Level 1: Take Off Your Rose-colored Glasses

Writes down what she ate today and yesterday at the same time, because she pretty much can remember everything she had yesterday. Do I need to explain the failed logic in this scenario?

When I first started my food diary, I sometimes fell to a Level 1 or 2. Not great, but falling any further than a day behind pretty much means the end of the road for your food journal.  But Level 1 or 2 you can still muster the “I’ve come this far mentality that drives success. Just barely. But don’t give up! Here are some tips and tricks for keeping a successful Food Journal.

 


How to Keep a Food Journal

I found the key to weight loss and healthy eating.

My Food Journals

I Heart These Journals

Write down everything you eat. You’ve heard that advice many times.  You’ve started a food diary how many times now?

I had the same problem. My food diaries lasted only a day or two at best. Later, I would come across these sad, short-lived attempts and shake my head at my lack of discipline. Why can’t I do this one thing that sounds so EASY?

Two years ago, I tried again and to my amazement, it worked and I haven’t stopped. This food journal didn’t start any differently than earlier ones. I made a rule: I can eat anything I want as long as I write it down. No self-judgment; just honesty. No one sees this but me.

May 2010 had skipped days and half-hearted entries. By June 1, I realized I had something going. I started writing neater and developed a consistent entry style:

Food, comma, description, comma, quantity. Estimated calories to the left. For example:

110         Yogurt, plain, non-fat, 1 cup

Organic food gets an asterisk.

My OCD started playing the game with me.  I challenged myself by adding the calories in my head and subtotaling by meal.

Once I filled the first spiral bound purse-size book, I bought a long, slim hard-bound book with a placeholder ribbon. Each page was the perfect length for a daily food list. After filling two of those, now I am working through my third Rhinestone Heart Journal.

eatsmart digital kitchen scale

Great EatSmart Kitchen Scale

Instead of just eyeballing food quantities, I began measuring food in earnest. I bought a food scale, an EatSmart Digital Kitchen Scale. The scale measures food in ounces, grams, kilograms and pounds. The scale comes with a booklet that gives you the calories per gram of common foods.

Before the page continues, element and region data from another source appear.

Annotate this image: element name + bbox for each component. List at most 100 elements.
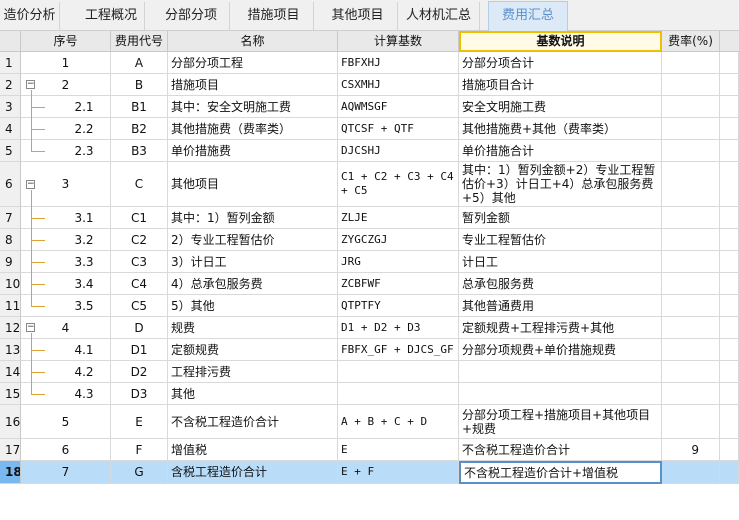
name-cell[interactable]: 3）计日工 [168,251,338,273]
tab-measures[interactable]: 措施项目 [234,2,314,30]
name-cell[interactable]: 规费 [168,317,338,339]
rate-cell[interactable] [662,317,720,339]
filler-cell[interactable] [720,405,739,439]
filler-cell[interactable] [720,317,739,339]
name-cell[interactable]: 措施项目 [168,74,338,96]
basis-cell[interactable]: 定额规费+工程排污费+其他 [459,317,662,339]
tab-other-items[interactable]: 其他项目 [318,2,398,30]
name-cell[interactable]: 其中：1）暂列金额 [168,207,338,229]
rate-cell[interactable]: 9 [662,439,720,461]
name-cell[interactable]: 5）其他 [168,295,338,317]
code-cell[interactable]: B3 [111,140,168,162]
code-cell[interactable]: E [111,405,168,439]
filler-cell[interactable] [720,339,739,361]
base-cell[interactable]: C1 + C2 + C3 + C4 + C5 [338,162,459,207]
rate-cell[interactable] [662,383,720,405]
code-cell[interactable]: A [111,52,168,74]
filler-cell[interactable] [720,118,739,140]
collapse-toggle-icon[interactable]: − [26,179,35,189]
base-cell[interactable]: D1 + D2 + D3 [338,317,459,339]
name-cell[interactable]: 单价措施费 [168,140,338,162]
code-cell[interactable]: C [111,162,168,207]
tab-sub-items[interactable]: 分部分项 [153,2,230,30]
filler-cell[interactable] [720,207,739,229]
base-cell[interactable]: JRG [338,251,459,273]
name-cell[interactable]: 含税工程造价合计 [168,461,338,484]
name-cell[interactable]: 增值税 [168,439,338,461]
rate-cell[interactable] [662,140,720,162]
rate-cell[interactable] [662,339,720,361]
filler-cell[interactable] [720,295,739,317]
filler-cell[interactable] [720,273,739,295]
base-cell[interactable]: FBFXHJ [338,52,459,74]
base-cell[interactable]: E + F [338,461,459,484]
filler-cell[interactable] [720,461,739,484]
header-base[interactable]: 计算基数 [338,31,459,52]
header-basis[interactable]: 基数说明 [459,31,662,52]
name-cell[interactable]: 其他 [168,383,338,405]
seq-cell[interactable]: 7 [21,461,111,484]
seq-cell[interactable]: 1 [21,52,111,74]
tab-fee-summary[interactable]: 费用汇总 [488,1,568,31]
code-cell[interactable]: C4 [111,273,168,295]
code-cell[interactable]: C1 [111,207,168,229]
filler-cell[interactable] [720,52,739,74]
basis-cell[interactable]: 专业工程暂估价 [459,229,662,251]
basis-cell[interactable]: 其中：1）暂列金额+2）专业工程暂估价+3）计日工+4）总承包服务费+5）其他 [459,162,662,207]
base-cell[interactable]: ZYGCZGJ [338,229,459,251]
code-cell[interactable]: C2 [111,229,168,251]
base-cell[interactable] [338,383,459,405]
base-cell[interactable]: ZCBFWF [338,273,459,295]
base-cell[interactable]: QTPTFY [338,295,459,317]
filler-cell[interactable] [720,251,739,273]
rate-cell[interactable] [662,162,720,207]
basis-cell[interactable]: 分部分项规费+单价措施规费 [459,339,662,361]
base-cell[interactable] [338,361,459,383]
basis-cell[interactable]: 其他普通费用 [459,295,662,317]
basis-cell[interactable]: 总承包服务费 [459,273,662,295]
basis-cell[interactable] [459,361,662,383]
filler-cell[interactable] [720,439,739,461]
header-name[interactable]: 名称 [168,31,338,52]
basis-cell[interactable]: 计日工 [459,251,662,273]
base-cell[interactable]: CSXMHJ [338,74,459,96]
filler-cell[interactable] [720,383,739,405]
rate-cell[interactable] [662,295,720,317]
filler-cell[interactable] [720,74,739,96]
base-cell[interactable]: DJCSHJ [338,140,459,162]
header-rate[interactable]: 费率(%) [662,31,720,52]
name-cell[interactable]: 不含税工程造价合计 [168,405,338,439]
code-cell[interactable]: B2 [111,118,168,140]
rate-cell[interactable] [662,361,720,383]
rate-cell[interactable] [662,96,720,118]
code-cell[interactable]: D2 [111,361,168,383]
name-cell[interactable]: 定额规费 [168,339,338,361]
basis-cell[interactable]: 安全文明施工费 [459,96,662,118]
rate-cell[interactable] [662,207,720,229]
rate-cell[interactable] [662,405,720,439]
tab-project-overview[interactable]: 工程概况 [78,2,145,30]
rate-cell[interactable] [662,74,720,96]
code-cell[interactable]: C5 [111,295,168,317]
basis-cell[interactable]: 不含税工程造价合计 [459,439,662,461]
base-cell[interactable]: A + B + C + D [338,405,459,439]
tab-labor-material-summary[interactable]: 人材机汇总 [398,2,480,30]
filler-cell[interactable] [720,162,739,207]
basis-cell[interactable]: 分部分项合计 [459,52,662,74]
basis-cell[interactable] [459,383,662,405]
rate-cell[interactable] [662,229,720,251]
code-cell[interactable]: F [111,439,168,461]
base-cell[interactable]: QTCSF + QTF [338,118,459,140]
filler-cell[interactable] [720,96,739,118]
code-cell[interactable]: D1 [111,339,168,361]
name-cell[interactable]: 其他项目 [168,162,338,207]
name-cell[interactable]: 2）专业工程暂估价 [168,229,338,251]
code-cell[interactable]: B1 [111,96,168,118]
collapse-toggle-icon[interactable]: − [26,80,35,89]
code-cell[interactable]: D3 [111,383,168,405]
base-cell[interactable]: ZLJE [338,207,459,229]
base-cell[interactable]: FBFX_GF + DJCS_GF [338,339,459,361]
name-cell[interactable]: 工程排污费 [168,361,338,383]
collapse-toggle-icon[interactable]: − [26,323,35,332]
basis-cell[interactable]: 措施项目合计 [459,74,662,96]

The food scale was a turning point.

My entries became more precise once I started using grams. Not sure who I was trying to impress. Me, I guess.

Restaurants meals are tricky and are often the reason dieters abandon their diaries. After measuring and calculating food at home, your eye learns to measure with reasonable accuracy. When you go out to eat, remember what you ate and how much.  Remember the rule: you can eat anything you want as long as you write it down AND estimate the calories.

Restaurant calorie estimates are ballpark at best, but I try to estimate high and not worry about it.

I have been food journaling for exactly two years now. I have lost fifteen pounds. I keep at it because each day that I feel too lazy to log the meals, I ask myself, do I really want TODAY to be the reason I end your streak?

As in life, every day is a new page.